Çünkü elektriğin olmadığı, motorlu vasıtaların fazla kullanılmadığı ve likit gazın da bilinmediği o devirlerde tatili gerektirecek her hangi bir neden olmazdı.
Kış mevsimini kar nedeniyle en çok çocuklar severdi. Karlı havalarda kartopu oynamak, kayak yapmak, kızakta kaymak, kardan adam yapmak, boy ölçüsü almak çocukların en beğendiği oyunlardı. Kış geceleri kestane ve nohut kavurmak, mısır kaynatıp ya da patlatmak adettendi. Sıcak sobanın üstünde çaydanlıkta demlenen karanfilli ayva yaprağı çayı keyifle içilir, odayı karanfil kokusu sarardı. Sıra masal veya hikâye anlatmaya geldiğinde, annemin Tüntün Kuzusu, Tevfide Ninenin (Fes Çavuş’un eşi) Kırk Haramiler masalı zevkle dinlenilirdi. Masal bittiğinde, pekmezli kar helvası tahta kaşıklarla yenir, bu ikram gecenin finali olurdu.

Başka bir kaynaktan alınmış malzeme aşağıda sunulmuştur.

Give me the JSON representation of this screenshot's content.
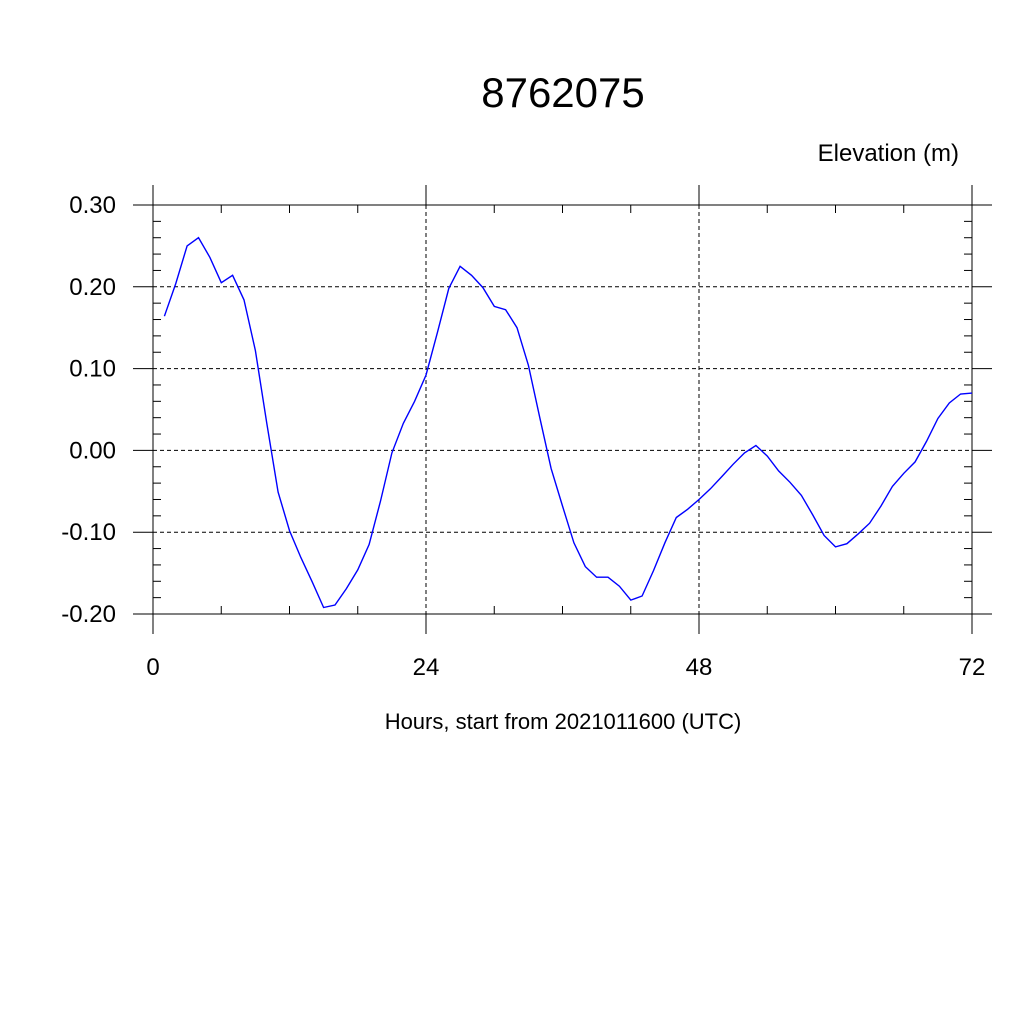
{
  "chart_data": {
    "type": "line",
    "title": "8762075",
    "ylabel": "Elevation (m)",
    "xlabel": "Hours, start from 2021011600 (UTC)",
    "xlim": [
      0,
      72
    ],
    "ylim": [
      -0.2,
      0.3
    ],
    "x_ticks": [
      0,
      24,
      48,
      72
    ],
    "x_tick_labels": [
      "0",
      "24",
      "48",
      "72"
    ],
    "y_ticks": [
      -0.2,
      -0.1,
      0.0,
      0.1,
      0.2,
      0.3
    ],
    "y_tick_labels": [
      "-0.20",
      "-0.10",
      "0.00",
      "0.10",
      "0.20",
      "0.30"
    ],
    "grid": true,
    "line_color": "#0000ff",
    "series": [
      {
        "x": [
          1,
          2,
          3,
          4,
          5,
          6,
          7,
          8,
          9,
          10,
          11,
          12,
          13,
          14,
          15,
          16,
          17,
          18,
          19,
          20,
          21,
          22,
          23,
          24,
          25,
          26,
          27,
          28,
          29,
          30,
          31,
          32,
          33,
          34,
          35,
          36,
          37,
          38,
          39,
          40,
          41,
          42,
          43,
          44,
          45,
          46,
          47,
          48,
          49,
          50,
          51,
          52,
          53,
          54,
          55,
          56,
          57,
          58,
          59,
          60,
          61,
          62,
          63,
          64,
          65,
          66,
          67,
          68,
          69,
          70,
          71,
          72
        ],
        "y": [
          0.164,
          0.204,
          0.25,
          0.26,
          0.236,
          0.205,
          0.214,
          0.184,
          0.122,
          0.033,
          -0.051,
          -0.098,
          -0.131,
          -0.161,
          -0.192,
          -0.189,
          -0.169,
          -0.146,
          -0.115,
          -0.062,
          -0.003,
          0.033,
          0.06,
          0.092,
          0.144,
          0.198,
          0.225,
          0.214,
          0.199,
          0.176,
          0.172,
          0.15,
          0.104,
          0.04,
          -0.022,
          -0.068,
          -0.113,
          -0.142,
          -0.155,
          -0.155,
          -0.166,
          -0.183,
          -0.178,
          -0.147,
          -0.113,
          -0.082,
          -0.072,
          -0.06,
          -0.047,
          -0.032,
          -0.017,
          -0.003,
          0.006,
          -0.007,
          -0.025,
          -0.039,
          -0.055,
          -0.079,
          -0.104,
          -0.118,
          -0.114,
          -0.102,
          -0.089,
          -0.068,
          -0.044,
          -0.028,
          -0.014,
          0.011,
          0.039,
          0.058,
          0.069,
          0.07
        ]
      }
    ]
  }
}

O yıllarda dostluk vardı. Muhabbet vardı. En önemlisi güven vardı. Saygıda ve sevgide kusur edilmezdi.
Kış mevsiminin sefasını sobacılar yaşardı. Çünkü yazın ürettikleri her çeşit sobaları stok eder, kışın da hazır satardı.
O zamanların sobacıları ve o günkü adresleri aşağıdadır.
Sobacılar da bir tezgâh, el aletleri çekiç, ağaç tokmak, el ve kol makasları, kenetleme, kordon çekme, silindir makineleri vardı. Lehim için havya takımı ve birde seyyar mangal ocak olurdu. İş yerlerine sanayi cereyanı verildiğinde, punto kaynak ve havyalar bu enerjiyle çalışmaya başladı.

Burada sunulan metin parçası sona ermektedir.